Three identical polaroids \(P_1\), \(P_2\), and \(P_3\) are placed one after another. The pass axis of \(P_2\) and \(P_3\) are inclined at angles of \(60^\circ\) and \(90^\circ\) with respect to the axis of \(P_1\). The source \(S\) has an intensity of \(\frac{256 \, \text{W}}{\text{m}^2}\). The intensity of light at point \(O\) is _____ \(\frac{\text{W}}{\text{m}^2}\).

Hint:

For intensity through multiple polaroids:

• After the first polaroid, intensity is reduced to half.
• Apply Malus’s Law \(I = I_0 \cos^2 \theta\) successively for each additional polaroid.
• The angle used in Malus’s Law is the relative angle between the polaroids’ pass axes.

Answer 1

Correct Answer: 24

To determine the intensity of light at point \(O\) after passing through the polaroids, we utilize Malus's law. This law states that the intensity \(I\) of polarized light after passing through a polarizer is given by:

\(I = I_0 \cos^2 \theta\)

where \(I_0\) is the initial intensity, and \(\theta\) is the angle between the light's polarization direction and the polarizer's axis.

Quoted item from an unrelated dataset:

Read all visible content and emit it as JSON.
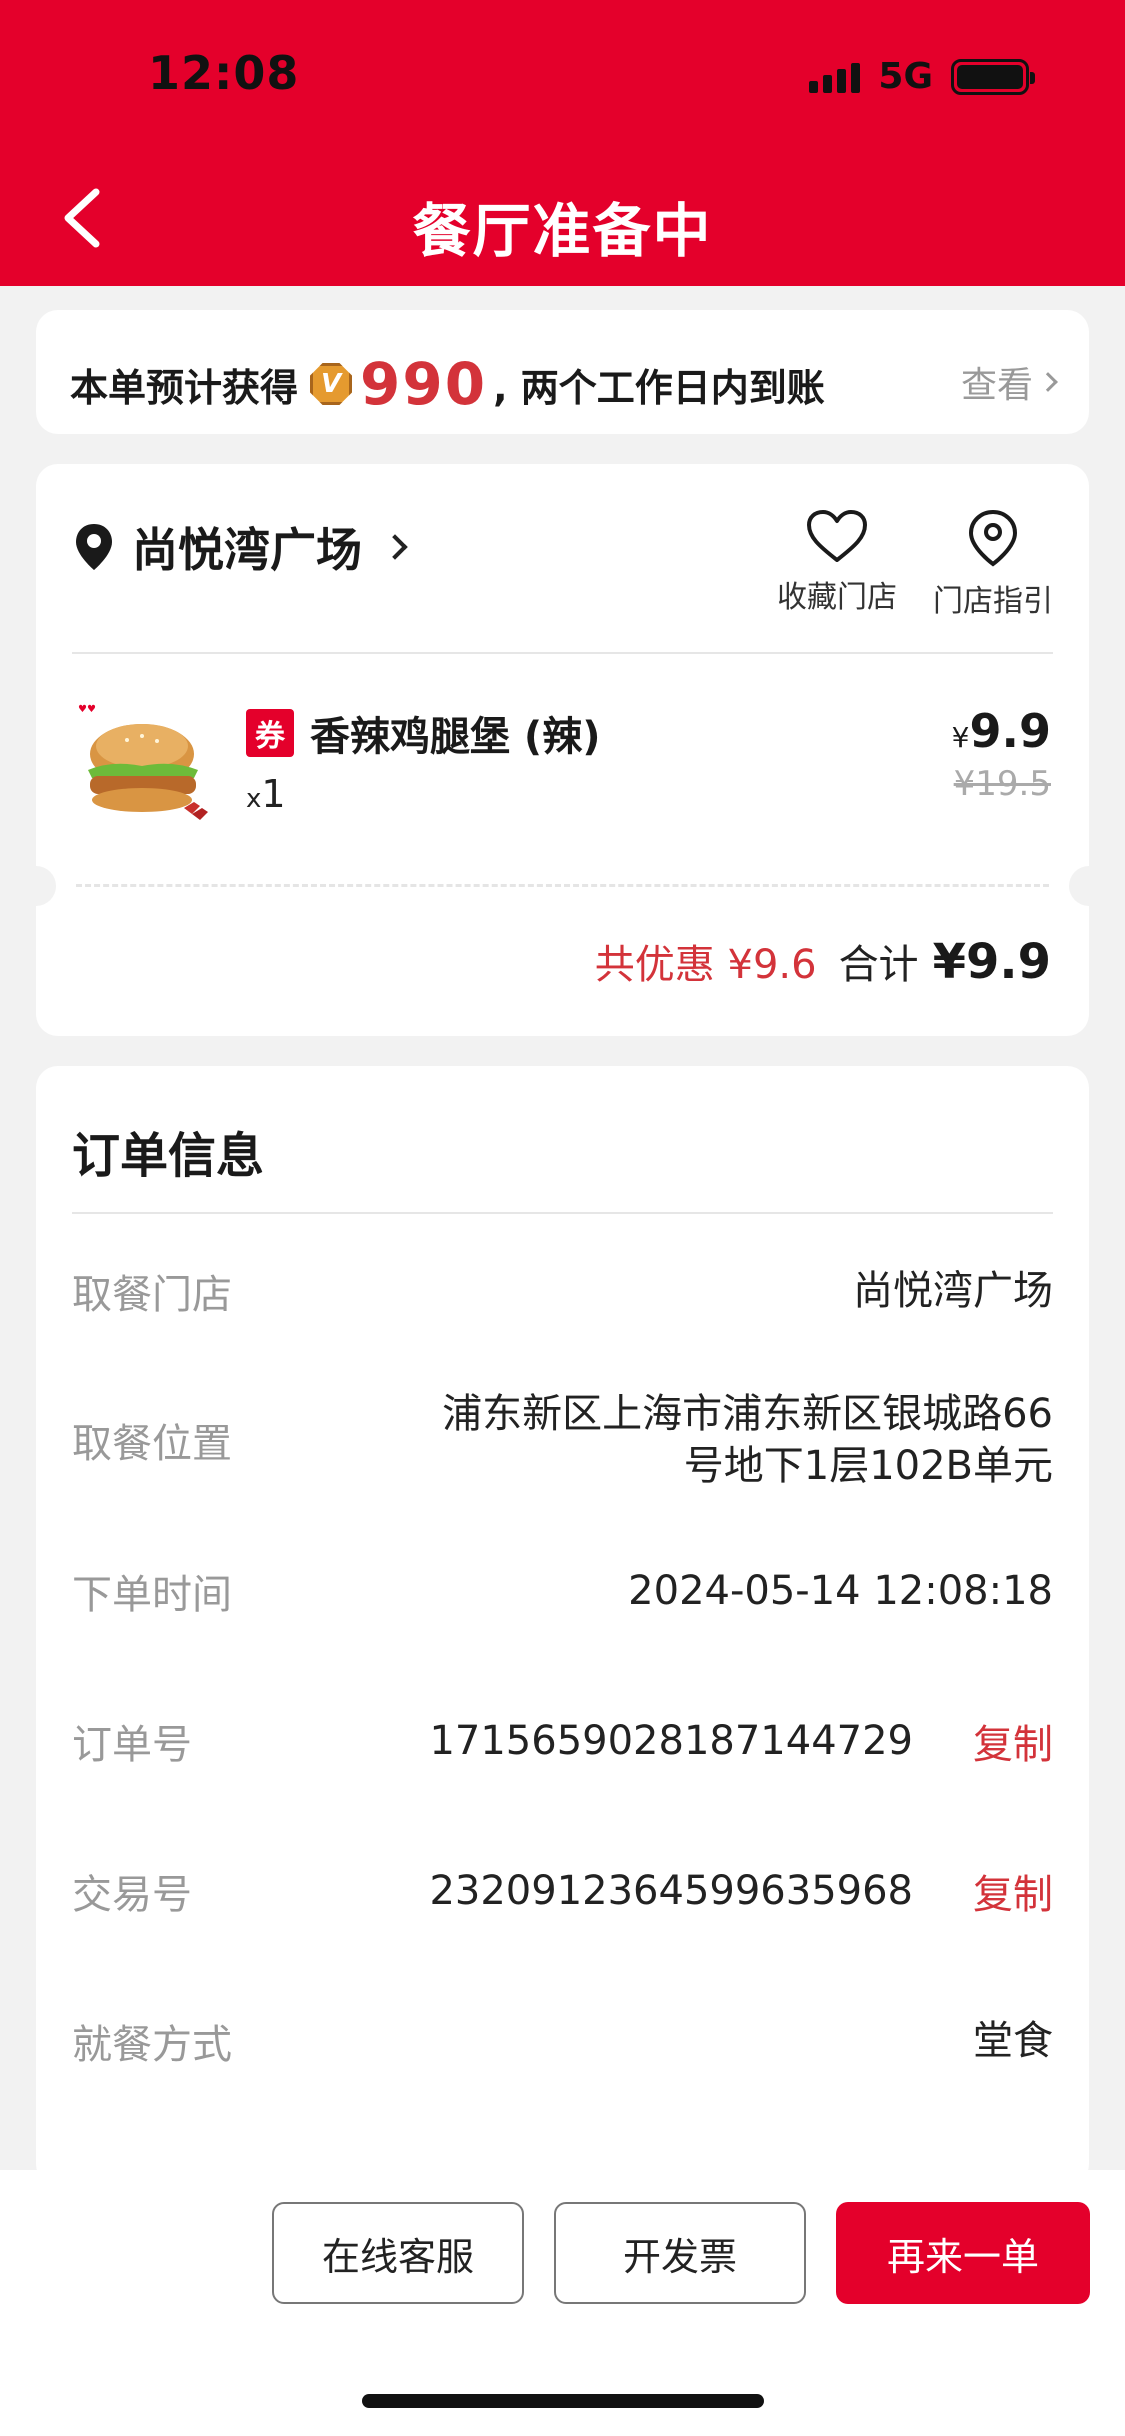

1. Initial Intensity: \(I_0 = \frac{256 \, \text{W}}{\text{m}^2}\).
2. Passing through \(P_1\): Since the light is initially unpolarized, intensity after \(P_1\) becomes half:
   \(I_1 = \frac{I_0}{2} = \frac{256}{2} = 128 \, \text{W/m}^2\).
3. Passing through \(P_2\): The angle with \(P_1\) is \(60^\circ\):
   \(I_2 = I_1 \cos^2 60^\circ = 128 \times \left(\frac{1}{2}\right)^2 = 32 \, \text{W/m}^2\).
4. Passing through \(P_3\): The angle with \(P_2\) is \(90^\circ - 60^\circ = 30^\circ\):
   \(I_3 = I_2 \cos^2 30^\circ = 32 \times \left(\frac{\sqrt{3}}{2}\right)^2 = 24 \, \text{W/m}^2\).

The intensity of light at point \(O\) is 24 \(\frac{\text{W}}{\text{m}^2}\), which falls within the range (24, 24).